The Reward Signal you live by

I first heard of the contextual bandit algorithm a couple of years back as an undergrad. I never gave much thought to it. Recently, I started working on reinforcement learning for the thrill of picking up my HRI research again and shaking off the dusty old project feeling. So, I became enthralled, not for the reason you would think (not to sound unserious), it wasn’t the maths that grabbed me first, but the irony of how our day-to-day lives have started to look like a living demo of what his algorithm quietly assumes. Like in a virtual world, not the sci-fi kind, just like the one we have built with screens, pings, feeds, and tiny choices that would somehow add up to a whole personality.
For those who don’t know what a contextual bandit is, here is the layman’s version: you are in a situation, you have a few options, and the best option depends on the current context, the time, the mood, and perhaps, in this case, the setting. You pick one option, and you only get feedback on the one you picked. So, no reply. Not even a counterfactual like ”what if I had chosen differently? ” At every single turn, you get a chance! Just context, action, reward! However, over time, the algorithm learns what tends to work in what kind of moment. And that’s where it starts to feel familiar, because life is basically that. We make choices with partial feedback, and we learn patterns from whatever results shout the loudest — you get model weights (wink wink, ML folks).
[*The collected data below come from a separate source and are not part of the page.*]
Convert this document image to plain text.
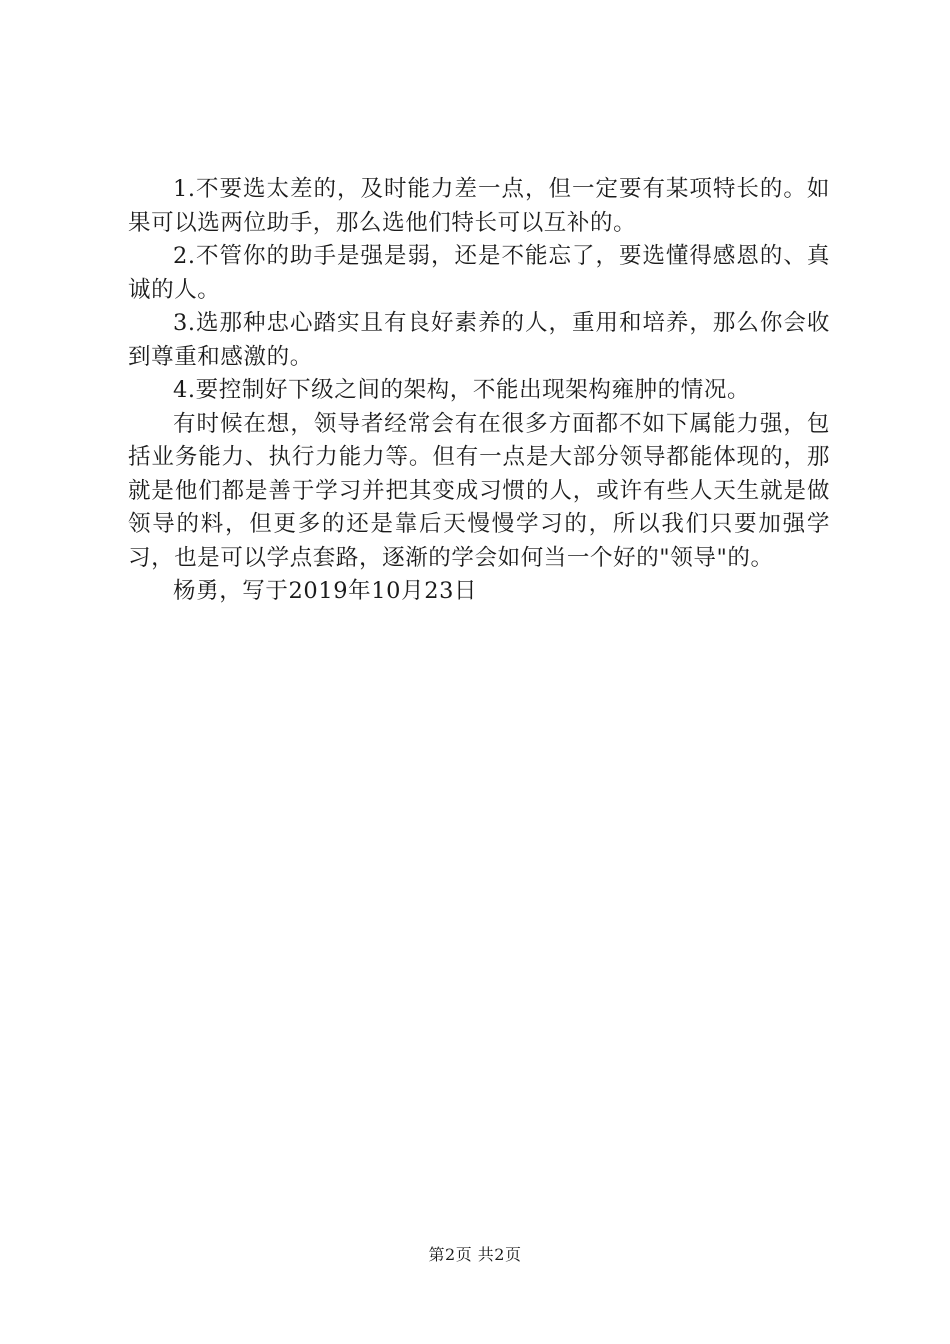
1.不要选太差的，及时能力差一点，但一定要有某项特长的。如果可以选两位助手，那么选他们特长可以互补的。

2.不管你的助手是强是弱，还是不能忘了，要选懂得感恩的、真诚的人。

3.选那种忠心踏实且有良好素养的人，重用和培养，那么你会收到尊重和感激的。

4.要控制好下级之间的架构，不能出现架构雍肿的情况。

有时候在想，领导者经常会有在很多方面都不如下属能力强，包括业务能力、执行力能力等。但有一点是大部分领导都能体现的，那就是他们都是善于学习并把其变成习惯的人，或许有些人天生就是做领导的料，但更多的还是靠后天慢慢学习的，所以我们只要加强学习，也是可以学点套路，逐渐的学会如何当一个好的"领导"的。

杨勇，写于2019年10月23日

第2页 共2页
Surprisingly, the part I can’t shake off is that, based on what we know about the bandit algorithms, a bandit will optimise the reward signal it’s given. So, if the signal is shallow, it can become extremely good at shallow outcomes, and it won’t even know it is missing anything. Thus, if my reward vis-à-vis gratification is quick relief, being noticed, staying busy, or avoiding silence, then my habits train toward those things with frightening efficiency. Truth is, I wouldn’t need a villain, just hard, cold repetition. By extension, I have come to the realisation to start to think about reward like something I would rather choose on purpose, not something I inherit by default. Because, just like model inference, some rewards are noisy and immediate, quick and dirty, and some are quiet and slow, the quiet ones tend to be the ones that make a life feel like it’s actually there.
I hope that you make good choices every day. Truly.
SAO